In my next talk I will look at the case of a rich man who found and entered the kingdom of God. After that I want to look at some of Jesus’ teaching that helps us to use our possessions in a Christian way.

Before I leave the rich ruler though, I want to add a postscript about the prosperity movement.

Jesus says that those who surrender something for the kingdom will not be the losers. The prosperity teachers seize hold of this and turn it into a promise of prosperity. There are various forms of prosperity teaching. I remember a Pentecostal pastor ringing his hands about the new “tabernacles” teaching. He explained that Christians like me believed in forgiveness of sins through the death of Jesus. “That is “Passover” teaching,” he said. “But the Pentecostal movement believes in the second blessing of the Holy Spirit. That is the “Pentecost” principle.”  And there is an emphasis on healing that goes with that. If you have the Holy Spirit and faith you can claim healing as one of the fruits of Jesus’ atoning death. But appearing first in Australia in the 1970’s came the “Tabernacles” teaching, and it was even worrying this Pentecostal pastor. The Feast of Tabernacles is a harvest festival. The idea was that material prosperity is another fruit of the cross and we should claim it. The prosperity movement is one of the strongest recent movements in Christianity; it is sometimes called “the faith movement” because of its emphasis on trusting God as a means of getting what we want.  “Name it and claim it” is a slogan of the movement. This teaching is sweeping Africa and other parts of the world where there are masses of poor people. Preachers stir them up to think God wants them to be rich. They can have what they want by believing for it. About the only way of getting rich in Zimbabwe today, other than by being a politician, is to become a prosperity movement prophet. Prophet Walter Magaye earns $2 million a month with his oils and holy water and other charms that are supposed to make you rich. The poverty-suffering people grab hold of these. The prophet gets richer, and they get poorer. When I was in Zimbabwe I saw the mansions of two of these prophets. But this is not an African or South American movement. It comes from the USA. I once attended a “Miracle Crusade”. “Everyone will have their miracle” was on all the advertising signs. The evangelist’s nephew who worked with him eventually spoke out:

“After each event, my uncle and I would board a Gulfstream jet and fly to lavish locations, from Monte Carlo to luxury hotels in Dubai. We were chauffeured in Bentleys and slept in US$25 000-a-night resorts.

 “(When I saw what I had become) I was disgusted. The Gospel then became real, the real Gospel, not just the good news, the bad news too. It’s bad news because I was greedy, I was ambitious for all the wrong things, exploiting the poor, squeezing every last dollar out of people so we could live the way they couldn’t. Using Jesus to do that.” (http://dx.doi.org/10.4102/ids.v50i1.2076)

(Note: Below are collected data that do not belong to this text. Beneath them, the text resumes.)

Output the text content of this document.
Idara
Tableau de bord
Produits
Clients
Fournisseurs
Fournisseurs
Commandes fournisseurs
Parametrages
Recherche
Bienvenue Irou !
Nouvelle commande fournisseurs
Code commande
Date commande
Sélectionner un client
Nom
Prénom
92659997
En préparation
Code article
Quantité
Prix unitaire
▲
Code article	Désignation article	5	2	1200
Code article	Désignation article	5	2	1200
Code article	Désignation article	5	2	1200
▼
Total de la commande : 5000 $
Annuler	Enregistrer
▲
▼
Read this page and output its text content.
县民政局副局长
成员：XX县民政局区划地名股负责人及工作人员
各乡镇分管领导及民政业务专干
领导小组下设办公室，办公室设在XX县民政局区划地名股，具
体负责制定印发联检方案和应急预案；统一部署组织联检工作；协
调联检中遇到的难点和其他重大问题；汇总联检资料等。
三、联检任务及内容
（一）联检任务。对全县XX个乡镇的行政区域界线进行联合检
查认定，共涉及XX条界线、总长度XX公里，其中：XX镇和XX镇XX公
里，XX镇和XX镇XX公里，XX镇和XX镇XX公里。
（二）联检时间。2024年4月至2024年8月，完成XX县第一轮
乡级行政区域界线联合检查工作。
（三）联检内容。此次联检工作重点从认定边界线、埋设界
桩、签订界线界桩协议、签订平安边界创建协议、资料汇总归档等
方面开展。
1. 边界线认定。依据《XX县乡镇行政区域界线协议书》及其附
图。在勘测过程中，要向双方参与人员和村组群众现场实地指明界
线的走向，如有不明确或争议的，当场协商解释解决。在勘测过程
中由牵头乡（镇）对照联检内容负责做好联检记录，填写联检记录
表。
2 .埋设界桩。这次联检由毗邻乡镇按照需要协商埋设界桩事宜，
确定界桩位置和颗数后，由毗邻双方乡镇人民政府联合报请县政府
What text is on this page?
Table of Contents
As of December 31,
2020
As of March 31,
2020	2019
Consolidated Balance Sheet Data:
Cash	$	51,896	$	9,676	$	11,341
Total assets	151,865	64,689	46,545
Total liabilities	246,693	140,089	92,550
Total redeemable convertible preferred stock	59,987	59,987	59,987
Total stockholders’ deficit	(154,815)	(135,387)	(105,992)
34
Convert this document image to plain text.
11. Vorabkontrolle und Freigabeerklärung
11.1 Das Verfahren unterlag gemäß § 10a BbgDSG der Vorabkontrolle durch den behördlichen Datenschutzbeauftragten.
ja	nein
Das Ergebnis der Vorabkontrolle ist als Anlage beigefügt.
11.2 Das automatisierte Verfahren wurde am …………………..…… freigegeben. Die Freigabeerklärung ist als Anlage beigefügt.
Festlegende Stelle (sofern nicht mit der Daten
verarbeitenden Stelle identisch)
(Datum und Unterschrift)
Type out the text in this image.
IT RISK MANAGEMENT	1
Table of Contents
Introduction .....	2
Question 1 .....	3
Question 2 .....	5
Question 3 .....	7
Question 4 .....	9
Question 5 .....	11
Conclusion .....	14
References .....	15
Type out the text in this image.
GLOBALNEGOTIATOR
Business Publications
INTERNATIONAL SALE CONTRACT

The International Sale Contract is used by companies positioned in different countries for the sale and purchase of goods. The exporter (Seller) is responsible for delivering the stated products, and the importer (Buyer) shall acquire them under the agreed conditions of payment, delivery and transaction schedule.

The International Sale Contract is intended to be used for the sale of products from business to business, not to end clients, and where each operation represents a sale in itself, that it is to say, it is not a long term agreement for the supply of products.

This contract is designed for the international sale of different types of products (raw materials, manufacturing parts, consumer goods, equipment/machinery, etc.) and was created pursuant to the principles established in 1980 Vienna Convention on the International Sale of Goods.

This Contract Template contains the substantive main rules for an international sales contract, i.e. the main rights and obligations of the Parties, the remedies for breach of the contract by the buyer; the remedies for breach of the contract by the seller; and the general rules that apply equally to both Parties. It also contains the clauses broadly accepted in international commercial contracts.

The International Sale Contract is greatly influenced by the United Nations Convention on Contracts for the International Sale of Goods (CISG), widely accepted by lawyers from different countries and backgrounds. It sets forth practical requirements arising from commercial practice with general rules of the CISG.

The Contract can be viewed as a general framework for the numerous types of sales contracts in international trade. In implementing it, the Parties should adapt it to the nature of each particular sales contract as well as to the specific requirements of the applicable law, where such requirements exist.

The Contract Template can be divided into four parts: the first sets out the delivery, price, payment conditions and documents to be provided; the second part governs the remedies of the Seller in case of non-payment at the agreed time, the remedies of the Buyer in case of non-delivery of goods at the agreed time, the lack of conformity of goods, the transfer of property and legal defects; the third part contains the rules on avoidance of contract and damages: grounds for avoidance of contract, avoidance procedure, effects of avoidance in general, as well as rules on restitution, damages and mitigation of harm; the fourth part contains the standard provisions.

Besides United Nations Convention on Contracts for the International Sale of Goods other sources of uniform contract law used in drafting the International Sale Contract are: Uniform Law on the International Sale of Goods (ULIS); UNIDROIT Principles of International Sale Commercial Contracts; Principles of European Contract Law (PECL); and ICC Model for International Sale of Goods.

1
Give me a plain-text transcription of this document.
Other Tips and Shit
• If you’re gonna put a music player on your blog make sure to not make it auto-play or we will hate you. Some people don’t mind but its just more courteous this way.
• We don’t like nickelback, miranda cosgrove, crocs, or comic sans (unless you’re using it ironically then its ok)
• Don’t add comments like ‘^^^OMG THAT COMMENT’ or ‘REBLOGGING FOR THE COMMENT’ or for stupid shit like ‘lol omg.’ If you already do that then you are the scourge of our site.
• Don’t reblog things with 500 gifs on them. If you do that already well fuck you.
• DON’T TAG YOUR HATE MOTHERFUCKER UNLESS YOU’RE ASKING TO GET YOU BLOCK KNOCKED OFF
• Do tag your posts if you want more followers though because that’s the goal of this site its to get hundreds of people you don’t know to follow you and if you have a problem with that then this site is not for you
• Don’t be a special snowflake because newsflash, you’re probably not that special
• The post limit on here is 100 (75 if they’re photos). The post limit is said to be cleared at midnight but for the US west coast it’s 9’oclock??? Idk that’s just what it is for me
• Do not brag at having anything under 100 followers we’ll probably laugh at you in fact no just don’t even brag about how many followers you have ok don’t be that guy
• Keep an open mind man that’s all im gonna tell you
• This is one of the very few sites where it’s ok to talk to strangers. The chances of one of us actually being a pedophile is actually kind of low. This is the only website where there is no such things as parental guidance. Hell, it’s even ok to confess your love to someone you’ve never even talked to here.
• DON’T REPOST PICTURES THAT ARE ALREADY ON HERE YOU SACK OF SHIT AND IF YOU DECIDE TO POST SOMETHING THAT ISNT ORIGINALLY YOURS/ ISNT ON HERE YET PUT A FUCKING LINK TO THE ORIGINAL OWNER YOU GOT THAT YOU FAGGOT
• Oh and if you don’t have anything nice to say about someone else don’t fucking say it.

The Bible has a lot to say about blessing. Blessing is certainly the destiny of the children of the kingdom. The problem at the heart of the prosperity movement is that it thinks all the blessings of heaven can be had now. You might think that the acquisition of prosperity is about as far as it can go, but some have taken it a step further and teach that political power is a fruit of the gospel. This is called dominion teaching. Yes, the Bible does teach that believers will rule in the age-to-come, and through their prayers even in this age, but to make it a now-thing and turn it into an expectation that Christians should seek political influence and establish a theocracy takes us a long way from Jesus’ warning that his way in this age would be fraught with suffering.

The story of the rich young ruler warns us that possessions can be a terrible problem. They can compete for our loyalty. They can be more precious to us than Jesus and the kingdom. If following Jesus means we have to walk away from something or someone, we should. We should not fear. God can give us as much back again in this life, and of course, eternal life in the age to come. But to use that reassurance to stir up our greed for possessions is a horrible perversion of Jesus’ teaching.